Christophe Boutin : Commençons par rappeler qu'il y a naturellement dans une société une sorte d'équilibre qui se crée entre la recherche de la sécurité, d'une part, et la protection des libertés d’autre part. En effet, il n'y a pas de sécurité sans la limitation d'un certain nombre de libertés. Hobbes nous le rappelle : homo homini lupus, l’homme est un loup pour l’homme, et le règne de la liberté absolue est donc celui de la force et de la peur. Pour y échapper, nous acceptons que nos libertés soient limités par des textes – ce contrat ne nous conduisant cependant pas nécessairement, contrairement à l’auteur anglais,  jusqu'à tout abandonner au Léviathan -, acceptant donc que nous soyons placés sous la double protection des forces de sécurité et des juges. Dès lors, la question est donc celle de la position du curseur, vers la sécurité totale au risque de perdre toute liberté, ou vers l’absolutisation des libertés au risque de l'insécurité permanente.

Dans ce cadre, il est vrai qu'il semble naturellement plus facile de prôner les libertés… quand on sait que sa sécurité est de toute manière assurée. Une impression de sécurité qui ne vient pas uniquement de la sécurité physique, qui n'est pas toujours directement menacée en permanence dans notre société, même si nous connaissons une dangereuse dégradation de la situation. Car le sentiment d'insécurité naît aussi des insécurités économique ou culturelle, et c'est donc sur cet ensemble qu'il faut penser une articulation entre sécurité et liberté qui peut  éventuellement, effectivement, toucher de manière différente des groupes sociaux distincts.

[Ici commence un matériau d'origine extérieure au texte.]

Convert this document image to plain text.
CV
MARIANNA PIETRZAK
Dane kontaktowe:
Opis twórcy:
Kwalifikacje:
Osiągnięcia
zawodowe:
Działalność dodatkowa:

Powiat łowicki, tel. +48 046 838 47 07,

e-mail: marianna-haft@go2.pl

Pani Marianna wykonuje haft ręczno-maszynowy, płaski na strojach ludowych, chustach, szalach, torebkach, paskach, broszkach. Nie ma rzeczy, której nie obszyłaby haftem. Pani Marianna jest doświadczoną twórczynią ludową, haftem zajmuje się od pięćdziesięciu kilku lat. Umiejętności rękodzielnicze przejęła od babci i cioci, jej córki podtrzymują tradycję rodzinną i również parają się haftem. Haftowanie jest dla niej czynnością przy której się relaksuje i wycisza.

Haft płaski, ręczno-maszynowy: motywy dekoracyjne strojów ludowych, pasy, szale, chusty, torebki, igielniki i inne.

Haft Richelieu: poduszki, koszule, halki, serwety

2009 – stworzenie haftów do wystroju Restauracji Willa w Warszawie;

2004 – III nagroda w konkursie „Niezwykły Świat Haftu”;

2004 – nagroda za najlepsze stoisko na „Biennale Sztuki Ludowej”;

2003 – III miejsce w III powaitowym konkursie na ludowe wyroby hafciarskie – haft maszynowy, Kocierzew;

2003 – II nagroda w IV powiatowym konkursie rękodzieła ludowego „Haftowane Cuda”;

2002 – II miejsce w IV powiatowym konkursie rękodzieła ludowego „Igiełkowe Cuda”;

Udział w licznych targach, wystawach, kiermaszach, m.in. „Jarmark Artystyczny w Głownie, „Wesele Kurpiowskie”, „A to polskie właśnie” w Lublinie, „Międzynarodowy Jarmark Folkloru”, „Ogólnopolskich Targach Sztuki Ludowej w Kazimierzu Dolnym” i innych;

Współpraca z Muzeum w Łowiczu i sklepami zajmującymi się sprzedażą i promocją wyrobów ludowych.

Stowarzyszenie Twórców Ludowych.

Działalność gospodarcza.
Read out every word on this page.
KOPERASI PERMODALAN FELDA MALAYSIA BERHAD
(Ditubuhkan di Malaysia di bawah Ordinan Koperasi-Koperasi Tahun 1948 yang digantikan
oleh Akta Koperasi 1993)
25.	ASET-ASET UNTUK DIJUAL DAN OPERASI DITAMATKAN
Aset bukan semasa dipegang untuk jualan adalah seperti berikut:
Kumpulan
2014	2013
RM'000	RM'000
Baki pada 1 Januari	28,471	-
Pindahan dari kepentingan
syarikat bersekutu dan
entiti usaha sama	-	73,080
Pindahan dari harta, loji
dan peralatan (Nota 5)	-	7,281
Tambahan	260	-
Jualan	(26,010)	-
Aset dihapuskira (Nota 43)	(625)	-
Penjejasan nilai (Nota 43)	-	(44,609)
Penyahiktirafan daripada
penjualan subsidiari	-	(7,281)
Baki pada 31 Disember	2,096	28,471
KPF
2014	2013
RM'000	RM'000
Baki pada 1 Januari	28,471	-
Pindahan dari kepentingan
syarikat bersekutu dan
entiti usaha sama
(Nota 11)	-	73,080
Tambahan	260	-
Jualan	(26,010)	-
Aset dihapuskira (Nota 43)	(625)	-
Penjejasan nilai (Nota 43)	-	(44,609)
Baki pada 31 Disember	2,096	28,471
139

Or dans ce cadre dans lequel, finalement, les libertés sont un luxe pour privilégiés qui vivent dans une ambiance sûre dans les domaines des sécurités culturelle, économique et physique, il y a effectivement une différence notable entre les métropoles d'une part et la France périphérique d'autre part. Les habitants des métropoles ne connaissent pas l'insécurité culturelle, puisqu'ils participent pleinement de ce « Nouveau Monde » voulu par Emmanuel Macron. Parfaitement à l'aise dans la mondialisation heureuse, leur culture est déjà celle des nomades internationaux du progressisme. Sur le plan économique ensuite, ils bénéficient généralement d'une situation privilégiée, rendue plus agréable encore par la possibilité d'utiliser une main-d'œuvre à bas coûts, celle de l’immigration – légale ou pas -, que ce soit dans leur bars et restaurant – quand ils sont ouverts – ou comme petit personnel domestique s'occupant de leurs enfants et du ménage de leurs appartements. Reste bien sûr la sécurité physique, mais leur manière de vivre, dans l'entre soi des zones préservées, leur évite de courir des risques que, par ailleurs, ils tendent à effacer psychologiquement et à nier pour pouvoir continuer à vivre sans stresser.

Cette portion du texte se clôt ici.